Dans un premier temps, «le nom des régions fusionnées sera l'assemblage des régions actuelles, a expliqué un proche conseiller de Manuel Valls au Figaro . On parlera donc de la région Poitou-Charentes-Centre-Limousin». Une fois que les régions seront constituées et les nouveaux conseils régionaux élus, les noms pourront être modifiés.
• Qui fixera les nouvelles capitales de ces super-régions?
Ce sera le rôle de l'Etat de les fixer par décret, explique-t-on à Matignon.
• Que vont devenir les départements?
«Le département en tant que cadre d'action publique restera une circonscription de référence essentielle pour l'Etat, autour des préfets et de l'administration déconcentrée avec les missions qui sont attendues de lui: garantir le respect de la loi et protéger les citoyens en leur permettant d'avoir accès aux services publics où qu'ils se trouvent», a encore écrit François Hollande. En clair, les 101 départements subsisteront.

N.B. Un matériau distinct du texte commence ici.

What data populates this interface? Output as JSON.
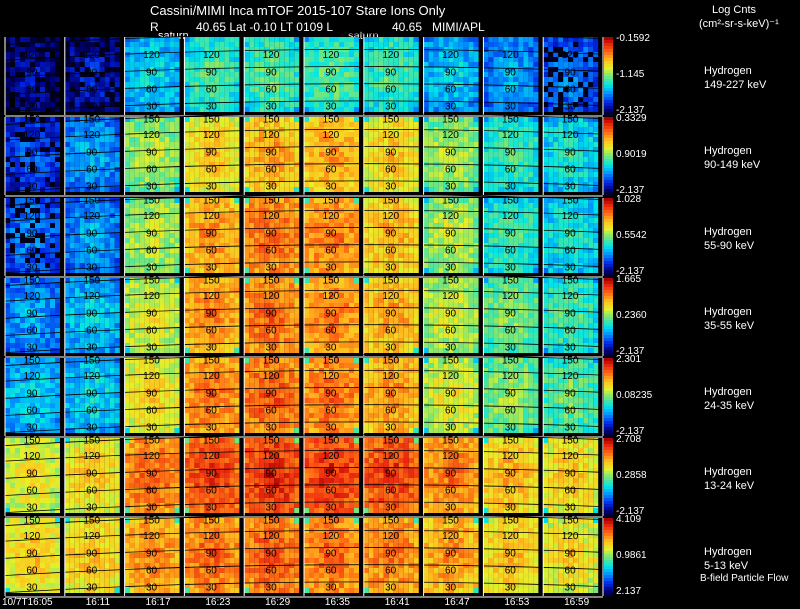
{
  "header": {
    "title": "Cassini/MIMI Inca mTOF  2015-107   Stare   Ions Only",
    "subline_r": "R",
    "subline_mid": "40.65 Lat -0.10 LT 0109 L",
    "subline_l": "40.65",
    "subline_credit": "MIMI/APL",
    "saturn_label": "saturn",
    "units_line1": "Log Cnts",
    "units_line2": "(cm²-sr-s-keV)⁻¹"
  },
  "footer": {
    "flow_label": "B-field Particle Flow"
  },
  "chart_data": {
    "type": "heatmap",
    "title": "Cassini/MIMI Inca mTOF 2015-107 Stare Ions Only",
    "x_ticks": [
      "10/7T16:05",
      "16:11",
      "16:17",
      "16:23",
      "16:29",
      "16:35",
      "16:41",
      "16:47",
      "16:53",
      "16:59"
    ],
    "contour_labels": [
      "150",
      "120",
      "90",
      "60",
      "30"
    ],
    "bands": [
      {
        "species": "Hydrogen",
        "energy": "149-227 keV",
        "cb_max": "-0.1592",
        "cb_mid": "-1.145",
        "cb_min": "-2.137",
        "intensity": [
          0.15,
          0.18,
          0.42,
          0.5,
          0.52,
          0.52,
          0.5,
          0.4,
          0.35,
          0.3
        ]
      },
      {
        "species": "Hydrogen",
        "energy": "90-149 keV",
        "cb_max": "0.3329",
        "cb_mid": "0.9019",
        "cb_min": "-2.137",
        "intensity": [
          0.25,
          0.35,
          0.6,
          0.72,
          0.78,
          0.78,
          0.72,
          0.6,
          0.5,
          0.45
        ]
      },
      {
        "species": "Hydrogen",
        "energy": "55-90 keV",
        "cb_max": "1.028",
        "cb_mid": "0.5542",
        "cb_min": "-2.137",
        "intensity": [
          0.3,
          0.35,
          0.62,
          0.8,
          0.86,
          0.84,
          0.76,
          0.62,
          0.5,
          0.45
        ]
      },
      {
        "species": "Hydrogen",
        "energy": "35-55 keV",
        "cb_max": "1.665",
        "cb_mid": "0.2360",
        "cb_min": "-2.137",
        "intensity": [
          0.35,
          0.4,
          0.66,
          0.82,
          0.86,
          0.84,
          0.78,
          0.64,
          0.56,
          0.5
        ]
      },
      {
        "species": "Hydrogen",
        "energy": "24-35 keV",
        "cb_max": "2.301",
        "cb_mid": "0.08235",
        "cb_min": "-2.137",
        "intensity": [
          0.4,
          0.42,
          0.7,
          0.84,
          0.88,
          0.86,
          0.8,
          0.66,
          0.58,
          0.54
        ]
      },
      {
        "species": "Hydrogen",
        "energy": "13-24 keV",
        "cb_max": "2.708",
        "cb_mid": "0.2858",
        "cb_min": "-2.137",
        "intensity": [
          0.68,
          0.72,
          0.86,
          0.92,
          0.95,
          0.94,
          0.92,
          0.84,
          0.76,
          0.72
        ]
      },
      {
        "species": "Hydrogen",
        "energy": "5-13 keV",
        "cb_max": "4.109",
        "cb_mid": "0.9861",
        "cb_min": "2.137",
        "intensity": [
          0.72,
          0.74,
          0.82,
          0.86,
          0.88,
          0.86,
          0.84,
          0.8,
          0.74,
          0.7
        ]
      }
    ]
  }
}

En revanche, les conseils généraux vont progressivement disparaître d'ici 2020. «Il faudra au moins trois ans pour transférer les compétences et les agents des conseils généraux», a déclaré Manuel Valls, toujours sur RMC-BFM TV ce mardi matin. Pendant cette période de transition, les conseils généraux conserveront un certain nombre de compétences, «ce qu'on appelle le bloc social (le RSA par exemple, NDLR) et la cohésion territoriale, notamment dans les territoires ruraux», a ajouté le locataire de Matignon, sans apporter de précision sur la révision constitutionnelle qu'implique un tel redécoupage administratif de la France.
• Que vont devenir les fonctionnaires des conseils généraux?

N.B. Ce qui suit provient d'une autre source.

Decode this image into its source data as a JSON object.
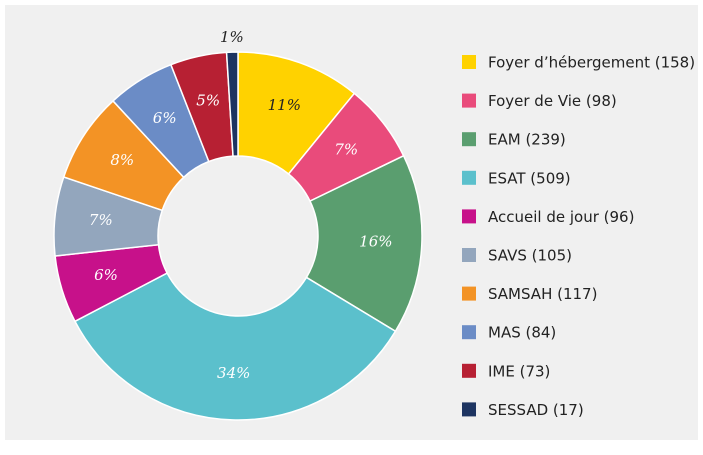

Les 270.000 agents travaillant dans les conseils généraux seront réaffectés. «De part leur statut, les fonctionnaires ne peuvent pas être licenciés, rappelle-t-on au cabinet de Marylise Lebranchu. Ce sera aux régions et aux conseils généraux de travailler ensemble pour organiser le transfert des agents», ajoute-t-on.
• Qui du pouvoir des intercommunalités?
Le président de la République estime qu'elles «sont de taille différente et avec des moyens trop faibles pour porter les projets». Par conséquent, le processus d'intégration des 36.700 communes «doit se poursuivre et s'amplifier». Alors qu'elles doivent actuellement regrouper 5000 habitants, les intercommunalités devront compter quelque 20.000 habitants à partir du 1er janvier 2017. A terme, l'intercommunalité sera «la structure de proximité et d'efficacité de l'action locale», a précisé François Hollande. Quels seront alors ses nouveaux pouvoirs issus des conseils généraux? Le cabinet de Marylise Lebranchu, interrogé à ce sujet, n'était pas en mesure de répondre à cette question.
• Ce redécoupage administratif permettra-t-il de faire des économies?
Le secrétaire d'Etat à la Réforme territoriale André Vallini a avancé que 10 milliards d'euros d'économies seront générés d'ici cinq à dix ans «en faisant des économies d'échelle, en supprimant les chevauchements de compétences, les doublons, on peut arriver à une dizaine de milliards d'euros d'économies». Néanmoins, les experts s'accordent à dire que la réduction du nombre de régions n'apportera pas d'importantes économies. Les marges de manoeuvre seront davantage possibles au niveau des intercommunalités.
• Pourquoi cette réforme va-t-elle être difficile à mettre en œuvre?
D'une part, le découpage des régions proposé par le gouvernement fait grincer des dents, y compris au sein de la gauche. Par ailleurs, le parti Radical de gauche a dénoncé «un coup de force» avec une réforme «où l'on fusionne des régions qui n'ont aucune histoire ni tradition en commun, et où l'on signe l'arrêt de mort du département». «On parle d'une réforme territoriale qui va changer le paysage français pour des décennies, ça ne se fait pas sur un coin de table à l'Elysée», a déploré pour sa part le député de droite (UMP) Xavier Bertrand.
D'autre part, la réussite de cette réforme dépendra des parlementaires. Pour réviser la Constitution, il faut une majorité des 3/5e au parlement, ce dont la gauche ne dispose pas. «Je veux croire qu'une majorité politique nette se dessinera» en ce sens, a toutefois déclaré le président de la République. Dans cette hypothèse, les élections régionales prévues au printemps 2015 seront repoussées de six mois.